Ich arbeitete mich nach vorn zu den anderen, denn inzwischen hatte ich wirklich Angst, als letzte vom Affen gebissen zu werden. Ich mußte kurz lachen, weil ich dieses Sprichwort fast körperlich erlebte. Dann wischte ich mir die Moskitos vom Hals und versuchte mir Ohren und Nasenlöcher frei zu bohren. Als ich gerade einen Schluck Wasser trinken und die verdiente Rast beginnen wollte, setzte sich, wie auf ein geheimes Kommando, der Schweigemarsch wieder in Bewegung. Mit Mühe hastete ich hinter Sabango, wo es mir am sichersten schien. Schon machte er mich auf einen breiten, roten Ameisenzug aufmerksam. »Nicht reintreten, Vorsicht«, warnte er.
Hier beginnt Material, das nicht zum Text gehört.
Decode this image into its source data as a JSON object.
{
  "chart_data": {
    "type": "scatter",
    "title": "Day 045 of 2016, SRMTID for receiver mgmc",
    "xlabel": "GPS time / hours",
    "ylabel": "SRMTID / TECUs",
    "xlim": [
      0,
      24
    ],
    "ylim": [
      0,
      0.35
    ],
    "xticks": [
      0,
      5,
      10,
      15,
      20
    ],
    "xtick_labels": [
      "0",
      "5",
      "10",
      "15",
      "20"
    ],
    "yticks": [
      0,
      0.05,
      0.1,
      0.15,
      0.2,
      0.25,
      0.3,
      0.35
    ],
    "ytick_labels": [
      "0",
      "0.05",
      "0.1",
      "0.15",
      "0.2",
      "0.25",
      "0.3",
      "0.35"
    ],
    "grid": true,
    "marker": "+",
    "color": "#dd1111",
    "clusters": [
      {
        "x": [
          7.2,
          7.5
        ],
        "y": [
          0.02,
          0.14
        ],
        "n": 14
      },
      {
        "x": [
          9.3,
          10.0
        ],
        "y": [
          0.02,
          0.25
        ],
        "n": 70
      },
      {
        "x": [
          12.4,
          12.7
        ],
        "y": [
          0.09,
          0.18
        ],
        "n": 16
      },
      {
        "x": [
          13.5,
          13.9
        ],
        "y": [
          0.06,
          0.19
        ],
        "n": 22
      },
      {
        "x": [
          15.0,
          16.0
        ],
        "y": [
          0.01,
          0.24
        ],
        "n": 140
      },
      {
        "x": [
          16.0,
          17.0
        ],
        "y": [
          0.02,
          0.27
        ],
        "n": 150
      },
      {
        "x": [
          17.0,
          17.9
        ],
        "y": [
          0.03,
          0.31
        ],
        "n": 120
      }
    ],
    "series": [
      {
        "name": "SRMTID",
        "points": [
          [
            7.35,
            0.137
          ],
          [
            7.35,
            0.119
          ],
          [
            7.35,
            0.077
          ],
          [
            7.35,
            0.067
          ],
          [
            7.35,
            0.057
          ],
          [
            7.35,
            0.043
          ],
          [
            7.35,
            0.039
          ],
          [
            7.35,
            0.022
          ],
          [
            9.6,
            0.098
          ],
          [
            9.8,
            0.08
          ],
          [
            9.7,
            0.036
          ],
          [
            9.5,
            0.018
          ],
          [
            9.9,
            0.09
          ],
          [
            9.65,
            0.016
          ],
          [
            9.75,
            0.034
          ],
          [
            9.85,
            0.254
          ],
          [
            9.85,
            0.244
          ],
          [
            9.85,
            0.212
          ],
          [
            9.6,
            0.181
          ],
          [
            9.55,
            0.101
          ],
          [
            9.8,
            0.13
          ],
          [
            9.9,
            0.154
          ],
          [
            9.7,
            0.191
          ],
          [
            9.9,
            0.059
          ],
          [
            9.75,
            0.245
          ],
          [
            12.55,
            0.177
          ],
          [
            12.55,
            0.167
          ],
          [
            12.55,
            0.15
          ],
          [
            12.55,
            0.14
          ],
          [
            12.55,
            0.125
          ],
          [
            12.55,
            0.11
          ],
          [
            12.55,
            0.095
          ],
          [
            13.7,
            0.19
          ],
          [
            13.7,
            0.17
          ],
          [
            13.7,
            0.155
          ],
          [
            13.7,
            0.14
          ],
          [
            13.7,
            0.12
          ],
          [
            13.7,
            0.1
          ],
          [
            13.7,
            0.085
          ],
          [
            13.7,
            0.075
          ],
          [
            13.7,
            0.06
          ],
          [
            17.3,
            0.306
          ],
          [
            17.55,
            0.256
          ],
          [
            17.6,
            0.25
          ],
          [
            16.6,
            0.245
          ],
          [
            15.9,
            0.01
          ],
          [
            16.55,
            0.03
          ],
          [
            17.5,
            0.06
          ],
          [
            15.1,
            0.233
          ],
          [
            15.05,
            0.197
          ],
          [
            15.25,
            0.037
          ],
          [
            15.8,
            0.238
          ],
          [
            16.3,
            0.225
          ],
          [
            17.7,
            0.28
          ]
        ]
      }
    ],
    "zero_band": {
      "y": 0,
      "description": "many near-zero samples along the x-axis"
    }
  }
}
Mit einem Satz überwand ich den Zug, landete knallhart in einer Lianenangel, und als ich mich an einem Ast über mir festhalten wollte, griff ich treffsicher in einen Dornenableger. Äußerst schmerzhaft. Ich wischte mir das Blut an der Hose ab und wollte Jod aus dem Rucksack nehmen, aber schon wurde ich von hinten weitergeschoben. »Na klar, wir Männer«, fauchte ich über die Schulter.

Bei unserem zügigen Tempo blieb mir keine Zeit, an irgend etwas anderes zu denken als an die Frage, wo ich den nächsten Schritt hinsetzen sollte. Über mir hörte ich schweres Schwingenrauschen. Es mußte ein sehr großer Vogel sein, kurz sah ich dunkle Flügel in einem Blätterloch.

»Ein Kronenadler!« rief Adalbert begeistert am Ende des Zuges.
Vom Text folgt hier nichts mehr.